Choosing the Right Moment

Growing up always fearful for your well-being isn't fun. There are different ways you can react to this environment. Some, like my brother Alex, didn't take all the shit that's coming their way and let it be known that what's going on, and the way they are being treated, is bullshit. This can cause a lot of pain in the moment, but doesn't make you anyone's...how shall I put it nicely...well, it doesn't make you feel as used and abused.

Others, like myself, just take it and hold things inside as a way to get by. Handling such enourmous stress and conflict isn't fun, and it can be easier in many ways to just take it and deal with all the shit that comes your way. Watching Trump's administration reminded me a lot of my childhood and the people around my father. Doing and/or saying nothing is in many ways less painful in the moment, but the long-term reprucussions are worse.

I've learned this and still struggle with it.

People have said I'm patient.

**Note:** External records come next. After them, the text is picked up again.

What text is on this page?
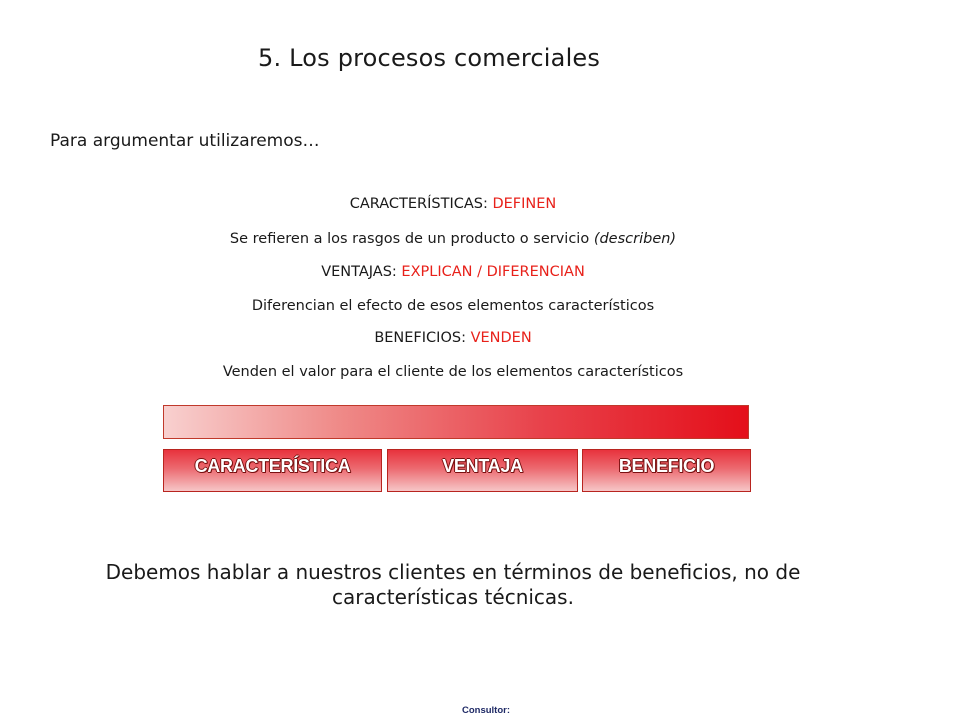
5. Los procesos comerciales
Para argumentar utilizaremos…
CARACTERÍSTICAS: DEFINEN
Se refieren a los rasgos de un producto o servicio (describen)
VENTAJAS: EXPLICAN / DIFERENCIAN
Diferencian el efecto de esos elementos característicos
BENEFICIOS: VENDEN
Venden el valor para el cliente de los elementos característicos
CARACTERÍSTICA	VENTAJA	BENEFICIO
Debemos hablar a nuestros clientes en términos de beneficios, no de
características técnicas.
Consultor:
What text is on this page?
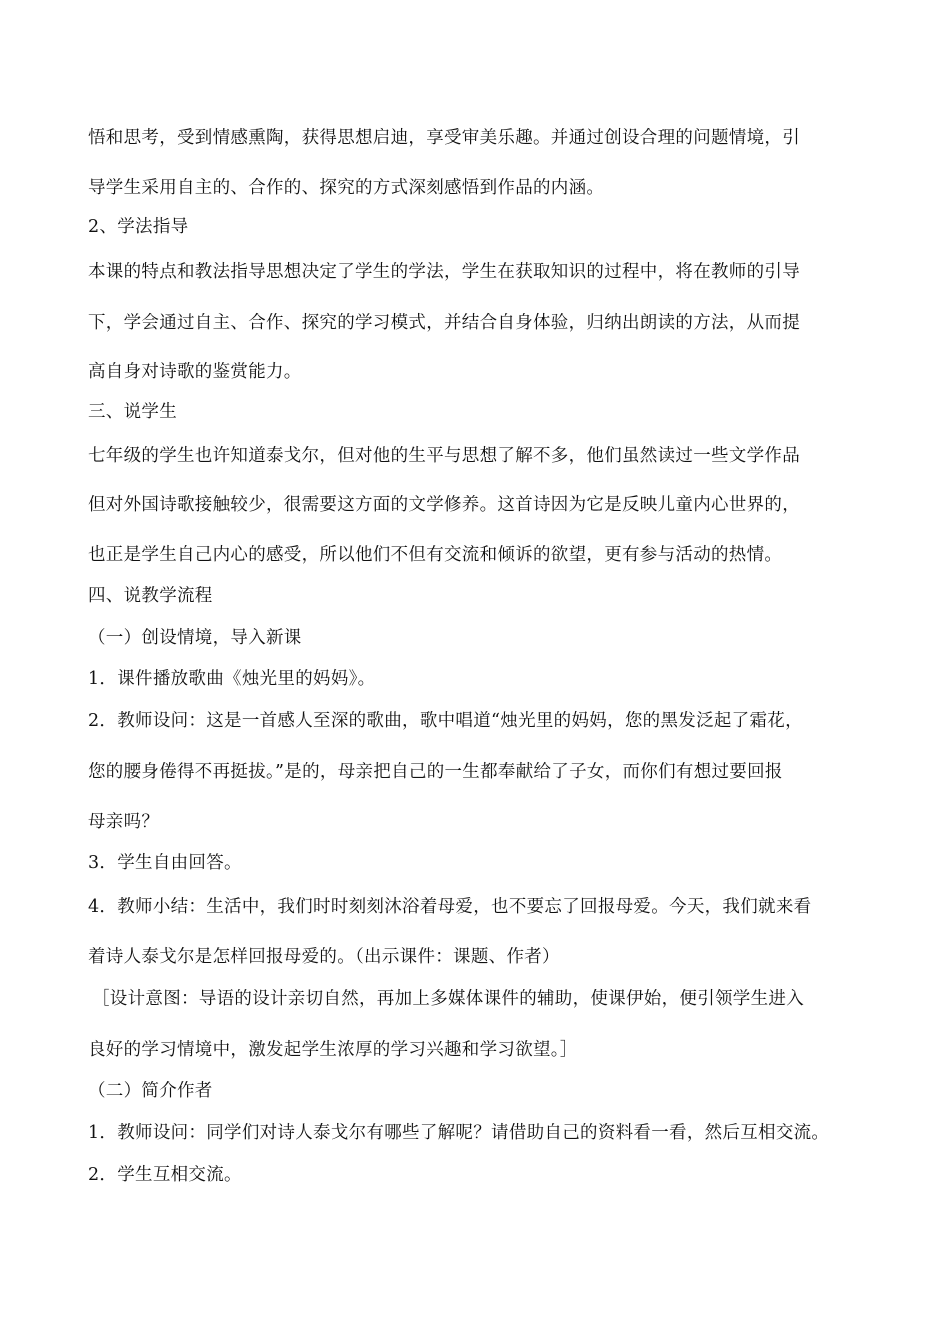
悟和思考，受到情感熏陶，获得思想启迪，享受审美乐趣。并通过创设合理的问题情境，引
导学生采用自主的、合作的、探究的方式深刻感悟到作品的内涵。
2、学法指导
本课的特点和教法指导思想决定了学生的学法，学生在获取知识的过程中，将在教师的引导
下，学会通过自主、合作、探究的学习模式，并结合自身体验，归纳出朗读的方法，从而提
高自身对诗歌的鉴赏能力。
三、说学生
七年级的学生也许知道泰戈尔，但对他的生平与思想了解不多，他们虽然读过一些文学作品
但对外国诗歌接触较少，很需要这方面的文学修养。这首诗因为它是反映儿童内心世界的，
也正是学生自己内心的感受，所以他们不但有交流和倾诉的欲望，更有参与活动的热情。
四、说教学流程
（一）创设情境，导入新课
1．课件播放歌曲《烛光里的妈妈》。
2．教师设问：这是一首感人至深的歌曲，歌中唱道“烛光里的妈妈，您的黑发泛起了霜花，
您的腰身倦得不再挺拔。”是的，母亲把自己的一生都奉献给了子女，而你们有想过要回报
母亲吗？
3．学生自由回答。
4．教师小结：生活中，我们时时刻刻沐浴着母爱，也不要忘了回报母爱。今天，我们就来看
着诗人泰戈尔是怎样回报母爱的。（出示课件：课题、作者）
［设计意图：导语的设计亲切自然，再加上多媒体课件的辅助，使课伊始，便引领学生进入
良好的学习情境中，激发起学生浓厚的学习兴趣和学习欲望。］
（二）简介作者
1．教师设问：同学们对诗人泰戈尔有哪些了解呢？请借助自己的资料看一看，然后互相交流。
2．学生互相交流。
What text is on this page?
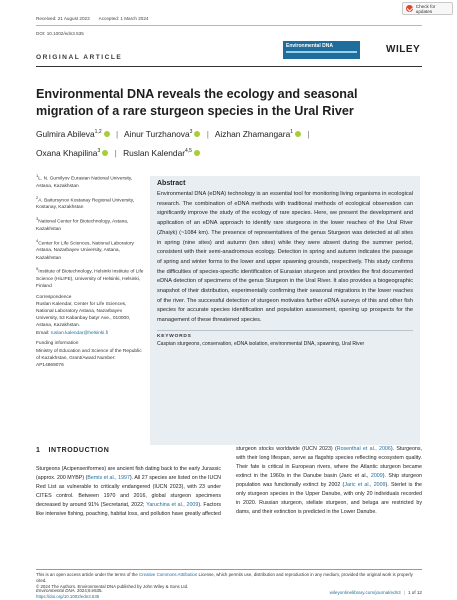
Received: 21 August 2023 Accepted: 1 March 2024
DOI: 10.1002/edn3.535
Check for updates
ORIGINAL ARTICLE
Environmental DNA	WILEY
Environmental DNA reveals the ecology and seasonal migration of a rare sturgeon species in the Ural River
Gulmira Abileva$^{1,2}$ | Ainur Turzhanova$^3$ | Aizhan Zhamangara$^1$ |
Oxana Khapilina$^3$ | Ruslan Kalendar$^{4,5}$

$^1$L. N. Gumilyov Eurasian National University, Astana, Kazakhstan

$^2$A. Baitursynov Kostanay Regional University, Kostanay, Kazakhstan

$^3$National Center for Biotechnology, Astana, Kazakhstan

$^4$Center for Life Sciences, National Laboratory Astana, Nazarbayev University, Astana, Kazakhstan

$^5$Institute of Biotechnology, Helsinki Institute of Life Science (HiLIFE), University of Helsinki, Helsinki, Finland

Correspondence
Ruslan Kalendar, Center for Life Sciences, National Laboratory Astana, Nazarbayev University, 53 Kabanbay batyr Ave., 010000, Astana, Kazakhstan.
Email: ruslan.kalendar@helsinki.fi

Funding information
Ministry of Education and Science of the Republic of Kazakhstan, Grant/Award Number: AP14869076

Abstract
Environmental DNA (eDNA) technology is an essential tool for monitoring living organisms in ecological research. The combination of eDNA methods with traditional methods of ecological observation can significantly improve the study of the ecology of rare species. Here, we present the development and application of an eDNA approach to identify rare sturgeons in the lower reaches of the Ural River (Zhaiyk) (~1084 km). The presence of representatives of the genus Sturgeon was detected at all sites in spring (nine sites) and autumn (ten sites) while they were absent during the summer period, consistent with their semi-anadromous ecology. Detection in spring and autumn indicates the passage of spring and winter forms to the lower and upper spawning grounds, respectively. This study confirms the difficulties of species-specific identification of Eurasian sturgeon and provides the first documented eDNA detection of specimens of the genus Sturgeon in the Ural River. It also provides a biogeographic snapshot of their distribution, experimentally confirming their seasonal migrations in the lower reaches of the river. The successful detection of sturgeon motivates further eDNA surveys of this and other fish species for accurate species identification and population assessment, opening up prospects for the management of these threatened species.
KEYWORDS
Caspian sturgeons, conservation, eDNA isolation, environmental DNA, spawning, Ural River
1 INTRODUCTION
Sturgeons (Acipenseriformes) are ancient fish dating back to the early Jurassic (approx. 200 MYBP) (Bemis et al., 1997). All 27 species are listed on the IUCN Red List as vulnerable to critically endangered (IUCN 2023), with 23 under CITES control. Between 1970 and 2016, global sturgeon specimens decreased by around 91% (Secretariat, 2022; Yaruchina et al., 2009). Factors like intensive fishing, poaching, habitat loss, and pollution have greatly affected
sturgeon stocks worldwide (IUCN 2023) (Rosenthal et al., 2006). Sturgeons, with their long lifespan, serve as flagship species reflecting ecosystem quality. Their fate is critical in European rivers, where the Atlantic sturgeon became extinct in the 1960s in the Danube basin (Jaric et al., 2009). Ship sturgeon population was functionally extinct by 2002 (Jaric et al., 2009). Sterlet is the only sturgeon species in the Upper Danube, with only 20 individuals recorded in 2020. Russian sturgeon, stellate sturgeon, and beluga are restricted by dams, and their extinction is predicted in the Lower Danube.
This is an open access article under the terms of the Creative Commons Attribution License, which permits use, distribution and reproduction in any medium, provided the original work is properly cited.
© 2024 The Authors. Environmental DNA published by John Wiley & Sons Ltd.
Environmental DNA. 2024;6:e535.
https://doi.org/10.1002/edn3.535
wileyonlinelibrary.com/journal/edn3 | 1 of 12
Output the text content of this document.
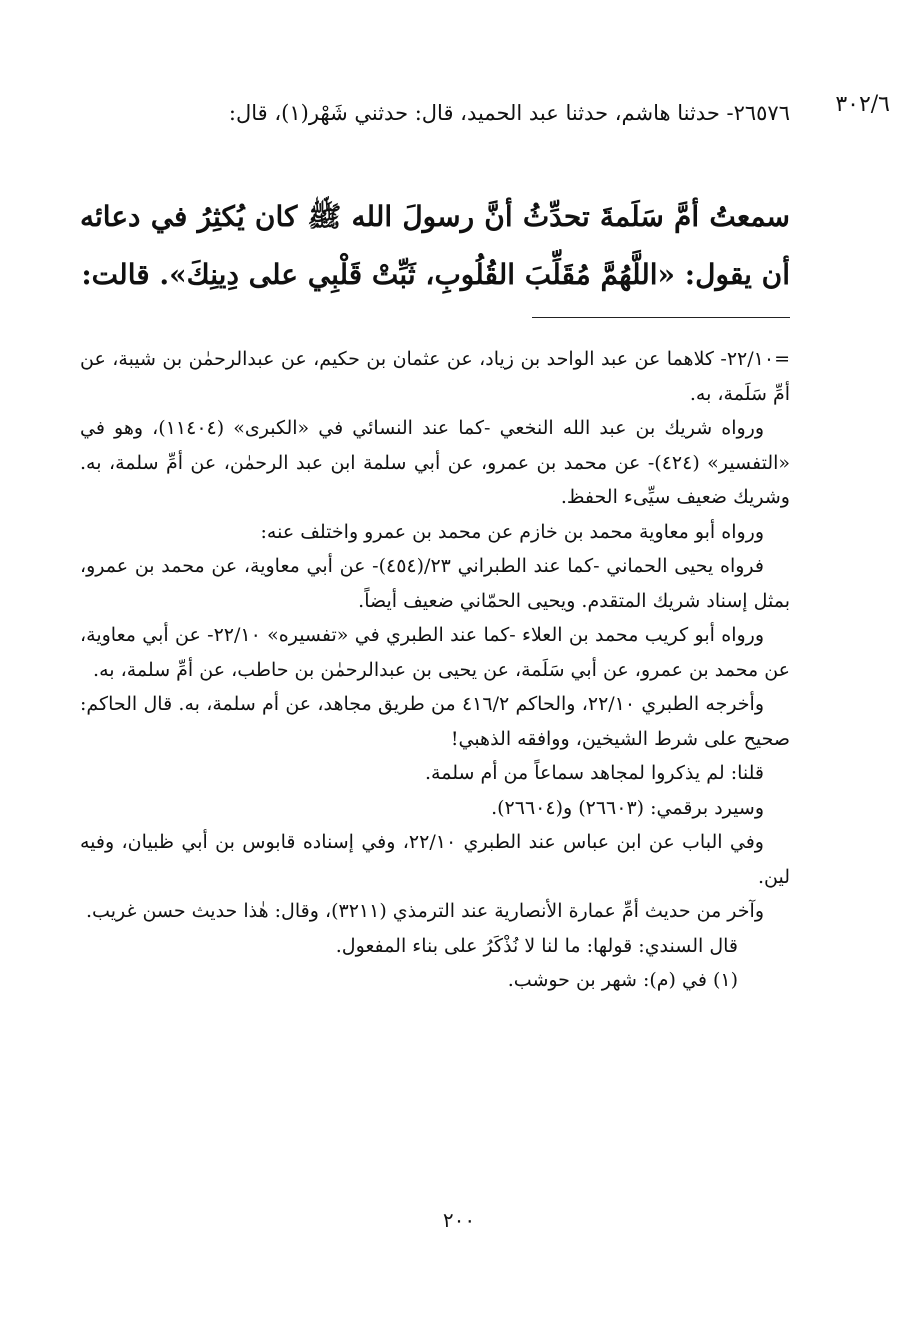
٣٠٢/٦
٢٦٥٧٦- حدثنا هاشم، حدثنا عبد الحميد، قال: حدثني شَهْر(١)، قال:
سمعتُ أمَّ سَلَمةَ تحدِّثُ أنَّ رسولَ الله ﷺ كان يُكثِرُ في دعائه أن يقول: «اللَّهُمَّ مُقَلِّبَ القُلُوبِ، ثَبِّتْ قَلْبِي على دِينِكَ». قالت:

=٢٢/١٠- كلاهما عن عبد الواحد بن زياد، عن عثمان بن حكيم، عن عبدالرحمٰن بن شيبة، عن أمِّ سَلَمة، به.

ورواه شريك بن عبد الله النخعي -كما عند النسائي في «الكبرى» (١١٤٠٤)، وهو في «التفسير» (٤٢٤)- عن محمد بن عمرو، عن أبي سلمة ابن عبد الرحمٰن، عن أمِّ سلمة، به. وشريك ضعيف سيِّىء الحفظ.

ورواه أبو معاوية محمد بن خازم عن محمد بن عمرو واختلف عنه:

فرواه يحيى الحماني -كما عند الطبراني ٢٣/(٤٥٤)- عن أبي معاوية، عن محمد بن عمرو، بمثل إسناد شريك المتقدم. ويحيى الحمّاني ضعيف أيضاً.

ورواه أبو كريب محمد بن العلاء -كما عند الطبري في «تفسيره» ٢٢/١٠- عن أبي معاوية، عن محمد بن عمرو، عن أبي سَلَمة، عن يحيى بن عبدالرحمٰن بن حاطب، عن أمِّ سلمة، به.

وأخرجه الطبري ٢٢/١٠، والحاكم ٤١٦/٢ من طريق مجاهد، عن أم سلمة، به. قال الحاكم: صحيح على شرط الشيخين، ووافقه الذهبي!

قلنا: لم يذكروا لمجاهد سماعاً من أم سلمة.

وسيرد برقمي: (٢٦٦٠٣) و(٢٦٦٠٤).

وفي الباب عن ابن عباس عند الطبري ٢٢/١٠، وفي إسناده قابوس بن أبي ظبيان، وفيه لين.

وآخر من حديث أمِّ عمارة الأنصارية عند الترمذي (٣٢١١)، وقال: هٰذا حديث حسن غريب.

قال السندي: قولها: ما لنا لا نُذْكَرُ على بناء المفعول.

(١) في (م): شهر بن حوشب.

٢٠٠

You would have to be growing up in my family. But it goes beyond patience, and almost borders on masochism. How much abuse are you willing to take before you let out all of your anger, frustration, and despair?

I am patient, though, and it is because of how I grew up and probably my personality. And my choice to just take it and try and let it go. But what I've found is, it isn't always possible to really let it go, and it can come and bite you in the ass at the worst possible time.

All of the anger, self-loathing, sadness, and disappointment will break through sometime. In my life, there have been a few times this has happened and it's never actually been at the right time. I should have took this out on my father and those enabling him when I had the chance, not on my friend who didn't want to drink with me until 3 in the morning.

That's what happened, though, on a few occassions in my life I can luckily still count on one hand. Something would happen to me that I have a right to be upset about. Someone stole my shoes at a bar. My landlord never fixed something that broke in my apartment after they said they would. My friend said they would stay out with me on my birthday and didn't.

All reasons to be disappointed, but not reasons to let my past surface and say things I would regret. Essentially, I was wronged and had a right to be upset, but my poor response led to me being the one apologizing. I can now recognize that it wasn't the specific instance that led to my response, but it was because of a lifetime of holding things in and dealing with stuff I shouldn't have had to deal with. Especially not as a 9-year old kid. But I did, and I held the frustration and anger inside, and it came out at the wrong time decades later.

I haven't overcome this completely, but I am aware of it and try to do better. I need to pick and choose when I can be justified in the wrath I express, and when it is simply a manifestation of decades of abuse. It's not easy, but I'm learning and trying.

If I could go back and tell my 9-year old self to get angry at the abuse I endured - to follow my brother's example - I would. But I can't, and now I have to live with the effects.